Oh well boy do I have several cases of that happening. Two most notorious ones, however. When I was a teen, I had a PS2, with loads of games and two memory cards. I'd keep most of my saves on one, and the bigger ones like Gran Turismo on the second card. I'd also often take the console everywhere with me if I was spending a day at someone else's house, and I was spending a lot of time at my grandma's at that time over school vacations. My little brother, who was then like 5 or 6, would go along with me, but do his own stuff while I played games on the upstairs TV.
One day, when I was playing Need for Speed Most Wanted, pretty close to the end of the game, he kept playing around by running across the room, and I kept telling him to stop. He didn't, and eventually his legs caught on my controller cable, and pulled the entire console down from the TV rack it was sitting on, about 4 feet off the ground. It was an old brick model, so somehow the console itself was fine, but it landed directly on top of the memory card and snapped it in half. Almost all of my savefiles, for many games I had finished or was still playing, were all gone. Immediate angry screaming, and repeated punching of the nearest furniture, but there was nothing to do about it. I set up the videogame again (and my brother NEVER ran around like that again) and it was still working, but I had trouble returning to some games later. To this day, I have never actually finished Most Wanted, despite playing it again several times.
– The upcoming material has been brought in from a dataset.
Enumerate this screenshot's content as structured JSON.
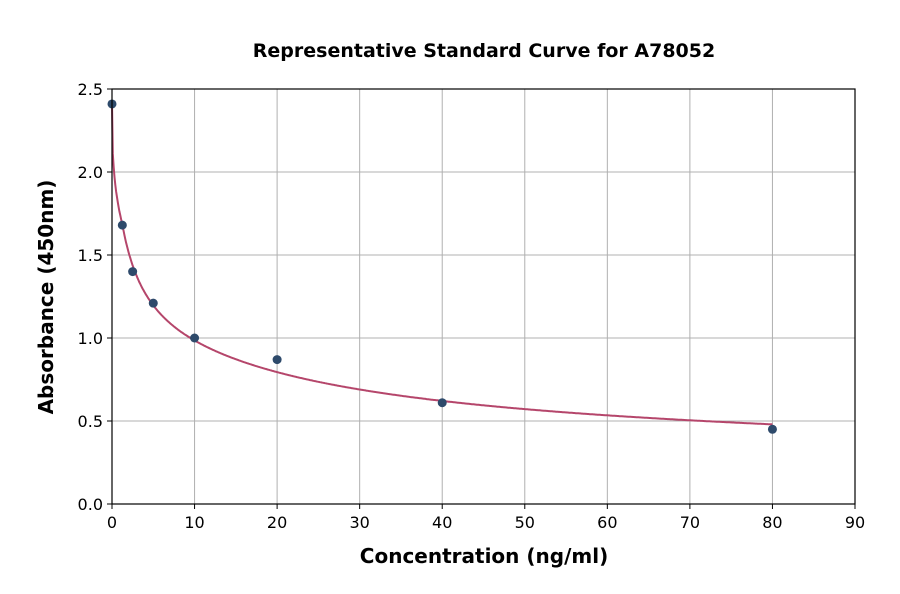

Another, separate and much more recent event, I played a LOT of Dark Souls 3 since it released. Finished the game several times, and created 9 characters for invasions PVP at different level ranges, each one with a unique build focused on a different thing. Several hundred hours type deal. BUT, I never finished the DLCs, because the later areas ran like ass on my old laptop. So, when I finally built a proper gaming PC, I worked at backing up all my stuff that I needed to, and transfer it over. However, Souls games manual save backing up is... annoying and unclear. It's a simple folder with a bunch of numbers and not much else to identify it through. So, comes my surprise when I installed it again on my new PC, and I find out I accidentally saved a much older version of the file over the proper more recent backup. And that since then, I had already formatted the old laptop clean. No screaming this time, just feeling sad.
I've since tried starting a new character again, but playing through the early game areas for the umpteenth time is just not fun for me anymore, so I never got it going again. I'll probably sooner replay Dark Souls 1 than actually see out the end of the DLC on 3.